Part IV: Parallel Deep Learning and Large Models
Chapter 19: Training Foundation Models at Scale

Scaling Laws

"They asked how big I should be. I asked how much compute they had. We were, it turned out, asking the same question."

A Model Sizing Itself to a Budget
Big Picture

Scaling laws are the empirical bridge from a compute budget to a model design: test loss falls as a smooth power law in parameters, data, and compute, so a few small runs predict the loss of a run hundreds of times larger, and one simple identity, $C \approx 6ND$, tells you how to split a fixed budget between a bigger model and more tokens. This is the section that turns "we have a thousand GPUs for a month" into concrete numbers: how many parameters $N$, how many training tokens $D$, and therefore whether the cluster needs to lean on model parallelism for a larger model or on data-parallel throughput for more tokens. Before anyone writes a training loop, scaling laws decide the shape of the job, and getting them wrong wastes the most expensive compute a team will ever buy.

The previous section framed a foundation-model run as a distributed system with many moving parts. This section answers the question that has to be settled before any of those parts are provisioned: given a fixed amount of compute, how large should the model be and on how many tokens should it train? For most of the field's history this was guesswork, and the guesses were biased toward large models trained for too few steps. Scaling laws replaced the guesswork with measurement. They are not a theory of why neural networks generalize; they are a robust empirical regularity, observed across many orders of magnitude, that the test loss of a transformer follows a power law in the resources you spend on it. That regularity is what makes a multi-million-dollar training run something you can plan rather than gamble on.

log training compute C (FLOPs) log test loss L irreducible loss floor E pilot runs lie on a straight line: L = E + A·C extrapolate predicted loss of the big run
Figure 19.2.1: The empirical scaling law on log-log axes. A handful of inexpensive pilot runs (dark points) fall along a straight line, the signature of a power law $L = E + A\,C^{-\alpha}$ above an irreducible floor $E$. The fitted line, extended as a dotted extrapolation, predicts the test loss of a run far larger than any measured point (orange marker) before that run is ever launched.

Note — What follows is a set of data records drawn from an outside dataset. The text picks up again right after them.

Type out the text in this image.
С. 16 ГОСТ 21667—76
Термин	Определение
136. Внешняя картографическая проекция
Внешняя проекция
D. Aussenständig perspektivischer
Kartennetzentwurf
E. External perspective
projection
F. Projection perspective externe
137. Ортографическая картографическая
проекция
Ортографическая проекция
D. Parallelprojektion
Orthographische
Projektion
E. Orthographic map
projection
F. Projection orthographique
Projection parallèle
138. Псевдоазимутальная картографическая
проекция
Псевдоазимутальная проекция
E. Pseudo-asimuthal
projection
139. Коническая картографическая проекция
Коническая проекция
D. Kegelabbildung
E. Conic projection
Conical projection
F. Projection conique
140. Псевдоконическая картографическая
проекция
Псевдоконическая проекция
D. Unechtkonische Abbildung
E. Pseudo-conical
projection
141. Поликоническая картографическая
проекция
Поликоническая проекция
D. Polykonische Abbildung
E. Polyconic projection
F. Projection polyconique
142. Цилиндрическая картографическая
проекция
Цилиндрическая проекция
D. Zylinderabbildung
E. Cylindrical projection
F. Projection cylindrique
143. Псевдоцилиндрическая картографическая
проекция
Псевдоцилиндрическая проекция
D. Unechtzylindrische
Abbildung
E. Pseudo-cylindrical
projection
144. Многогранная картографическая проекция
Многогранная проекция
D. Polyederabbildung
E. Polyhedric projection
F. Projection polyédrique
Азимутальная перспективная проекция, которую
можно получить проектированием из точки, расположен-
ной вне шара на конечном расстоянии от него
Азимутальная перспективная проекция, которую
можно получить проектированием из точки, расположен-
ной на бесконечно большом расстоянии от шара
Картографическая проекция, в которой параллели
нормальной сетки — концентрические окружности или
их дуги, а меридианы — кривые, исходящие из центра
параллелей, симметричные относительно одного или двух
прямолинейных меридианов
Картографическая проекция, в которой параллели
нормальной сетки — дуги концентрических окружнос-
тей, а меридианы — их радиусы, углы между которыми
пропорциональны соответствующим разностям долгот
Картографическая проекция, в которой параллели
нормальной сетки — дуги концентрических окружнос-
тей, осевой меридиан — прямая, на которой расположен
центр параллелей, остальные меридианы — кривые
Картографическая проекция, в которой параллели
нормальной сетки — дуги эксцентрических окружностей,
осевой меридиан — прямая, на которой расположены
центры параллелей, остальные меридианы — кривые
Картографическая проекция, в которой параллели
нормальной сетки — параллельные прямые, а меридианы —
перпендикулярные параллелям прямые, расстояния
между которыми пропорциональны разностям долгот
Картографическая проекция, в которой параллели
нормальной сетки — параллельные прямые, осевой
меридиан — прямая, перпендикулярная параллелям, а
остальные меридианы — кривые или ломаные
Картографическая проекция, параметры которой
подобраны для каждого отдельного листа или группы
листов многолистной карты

1. Loss as a Power Law in Parameters, Data, and Compute Intermediate

The central empirical finding, established by Kaplan and co-authors in 2020 and refined since, is that the test loss of an autoregressive transformer is, to a good approximation, a power law in each of three resources held in surplus: the number of non-embedding parameters $N$, the number of training tokens $D$, and the total training compute $C$. Holding the other resources non-binding, each relationship has the same shape,

$$L(N) \approx \left(\frac{N_c}{N}\right)^{\alpha_N}, \qquad L(D) \approx \left(\frac{D_c}{D}\right)^{\alpha_D}, \qquad L(C) \approx \left(\frac{C_c}{C}\right)^{\alpha_C}.$$

A power law is a straight line on log-log axes, which is exactly what Figure 19.2.1 shows, and that straight-line behavior is what makes extrapolation trustworthy: if five small runs spanning two orders of magnitude in compute lie on a line, the line keeps going, and the loss of a run a hundred times larger is read off the fit rather than discovered by spending the compute. The exponents $\alpha$ are small, typically around $0.05$ to $0.10$ for parameters and data, which means the loss improves slowly; a tenfold increase in compute buys a modest absolute drop in loss, and that diminishing return is the economic reality every scaling decision lives inside. A more honest functional form adds an irreducible floor, the entropy of the data itself, that no amount of compute removes,

$$L(N, D) \approx E + \frac{A}{N^{\alpha}} + \frac{B}{D^{\beta}},$$

where $E$ is the loss a perfect model would still incur. This is the form Hoffmann and co-authors fit in the 2022 Chinchilla study, and it is the one that yields a compute-optimal recipe once we connect $N$ and $D$ through a compute budget.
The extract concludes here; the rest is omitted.